Went through the Box PM loop earlier this year for a senior PM role. Three rounds with product, one with an engineering partner, one with a cross-functional stakeholder (sales, I think). Sharing what actually got asked because most PM interview guides are written for consumer companies and Box is enterprise through and through. The questions are different.
Product design: They gave me a prompt about improving an enterprise workflow in Box. Not "design Instagram for the blind." Real B2B stuff. What I found is they care a lot about how you think about admins vs. end users, because in enterprise software those are often different people with different incentives. The IT admin who buys Box has different success metrics than the employee who uses it daily. If you frame product decisions without acknowledging that tension, you'll feel the pushback.
Estimation: I got a market sizing question about a Box expansion scenario. Less about the number, more about how you structure the problem and whether your assumptions are defensible.
Analytical / metrics: They asked me to define success for a (fictional) new feature. Then drilled into: what's your north star, what are your guardrail metrics, how would you know if the feature hurt something you weren't tracking? Classic PM metrics loop but they went three levels deep.

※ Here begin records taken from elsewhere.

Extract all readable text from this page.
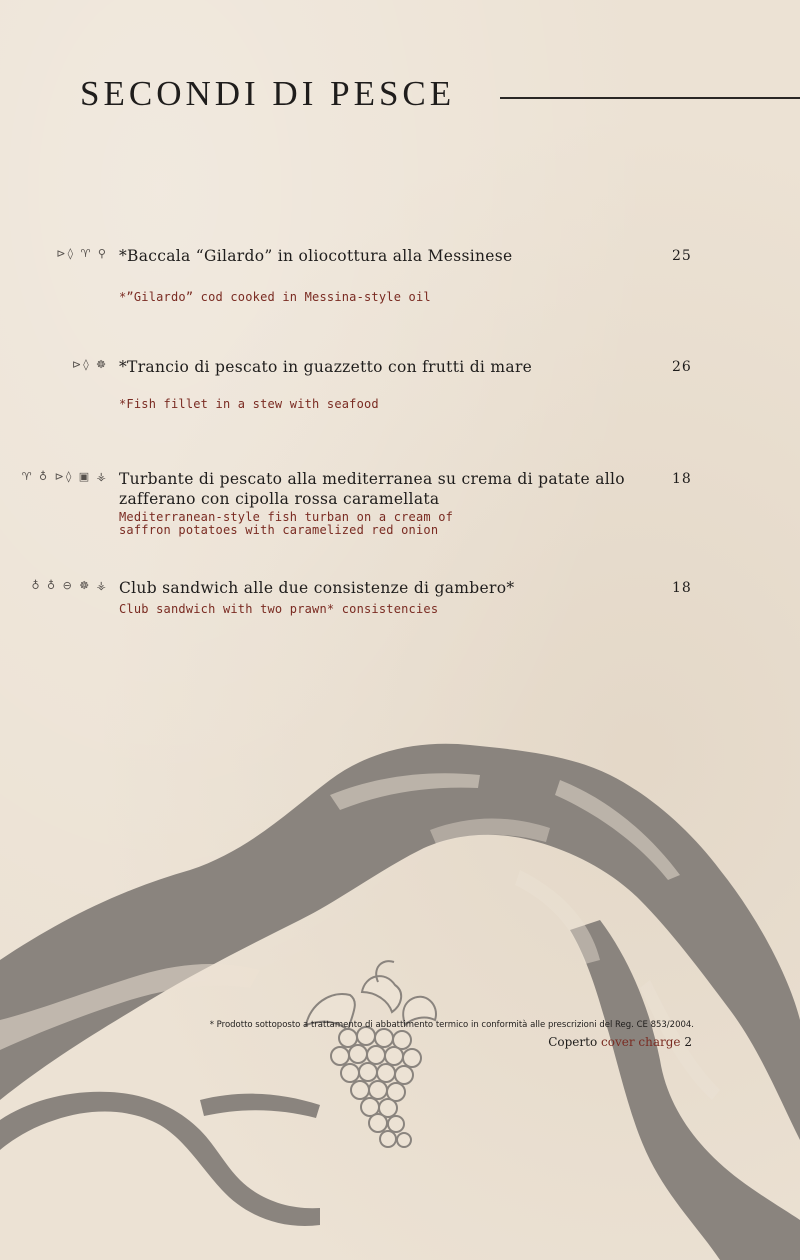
SECONDI DI PESCE
⊳◊ ♈ ⚲ *Baccala “Gilardo” in oliocottura alla Messinese
*”Gilardo” cod cooked in Messina-style oil
25
⊳◊ ☸ *Trancio di pescato in guazzetto con frutti di mare
*Fish fillet in a stew with seafood
26
♈ ♁ ⊳◊ ▣ ⚶ Turbante di pescato alla mediterranea su crema di patate allo zafferano con cipolla rossa caramellata
Mediterranean-style fish turban on a cream of saffron potatoes with caramelized red onion
18
♁ ♁ ⊖ ☸ ⚶ Club sandwich alle due consistenze di gambero*
Club sandwich with two prawn* consistencies
18
* Prodotto sottoposto a trattamento di abbattimento termico in conformità alle prescrizioni del Reg. CE 853/2004.
Coperto cover charge 2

Strategy: One question was essentially about competitive positioning. Box vs. SharePoint/Teams, Box vs. Google Workspace. They want to know you understand the enterprise sales motion, not just the product surface.
Behavioral: Standard STAR format. Heavily weighted toward cross-functional conflict, difficult stakeholder situations, and shipping something that didn't go as planned.
One thing that surprised me: the engineering partner round wasn't about coding, but they did ask how I think about technical debt conversations and how I prioritize infrastructure work alongside feature work. Have an opinion on that.
Overall: harder than I expected, more strategic than most PM interviews I've done at consumer companies.